Observation data (J2000 epoch)
- Constellation: Pegasus
- Right ascension: 22^{h} 34^{m} 34.7889^{s}
- Declination: +05° 49′ 02.579″
- Redshift: 0.027609
- Heliocentric radial velocity: 8277 ± 1 km/s
- Distance: 380.6 ± 26.7 Mly (116.68 ± 8.18 Mpc)
- Apparent magnitude (V): 13.4

Characteristics
- Type: SB(s)b
- Size: ~225,000 ly (68.97 kpc) (estimated)
- Apparent size (V): 1.5′ × 0.8′

Other designations
- 2MASX J22343478+0549025, UGC 12083, MCG +01-57-010, PGC 69198, CGCG 404-023

= NGC 7312 =

Galaxy in the constellation Pegasus

NGC 7312 is a barred spiral galaxy in the constellation of Pegasus.
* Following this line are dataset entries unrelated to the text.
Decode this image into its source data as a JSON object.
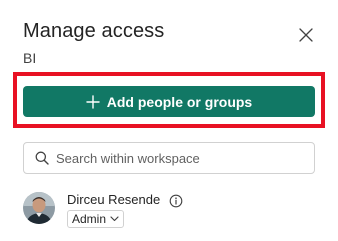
{
  "header": {
    "title": "Manage access",
    "subtitle": "BI"
  },
  "actions": {
    "add_label": "Add people or groups"
  },
  "search": {
    "placeholder": "Search within workspace",
    "value": ""
  },
  "users": [
    {
      "name": "Dirceu Resende",
      "role": "Admin"
    }
  ],
  "colors": {
    "primary": "#117865",
    "highlight": "#e81123",
    "border": "#d1d1d1",
    "text": "#242424"
  },
  "icons": {
    "close": "close-icon",
    "add": "plus-icon",
    "search": "search-icon",
    "info": "info-icon",
    "role_dropdown": "chevron-down-icon"
  }
}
Its velocity with respect to the cosmic microwave background is 7911 ± 26 km/s, which corresponds to a Hubble distance of 116.68 ± 8.18 Mpc (~381 million light-years). It was discovered by German astronomer Albert Marth on 30 October 1863.

According to Steven D. Peterson, NGC 7312 forms a galaxy pair with NGC 7311. The Hubble distance to NGC 7311 is 61.33 ± 4.31 Mpc (~200 million light-years), which is much closer than NGC 7312, and therefore the pairing is purely optical.

==Supernovae==
Two supernovae have been observed in NGC 7312:
- PSN J22343424+0548478 (Type II, mag 16.6) was discovered by E. Weinberg, R. Post, Jack Newton, and Tim Puckett on 17 September 2015.
- SN 2024ixe (Type IIb, mag. 19.7) was discovered by the Catalina Real-time Transient Survey (SNHunt) on 15 May 2024.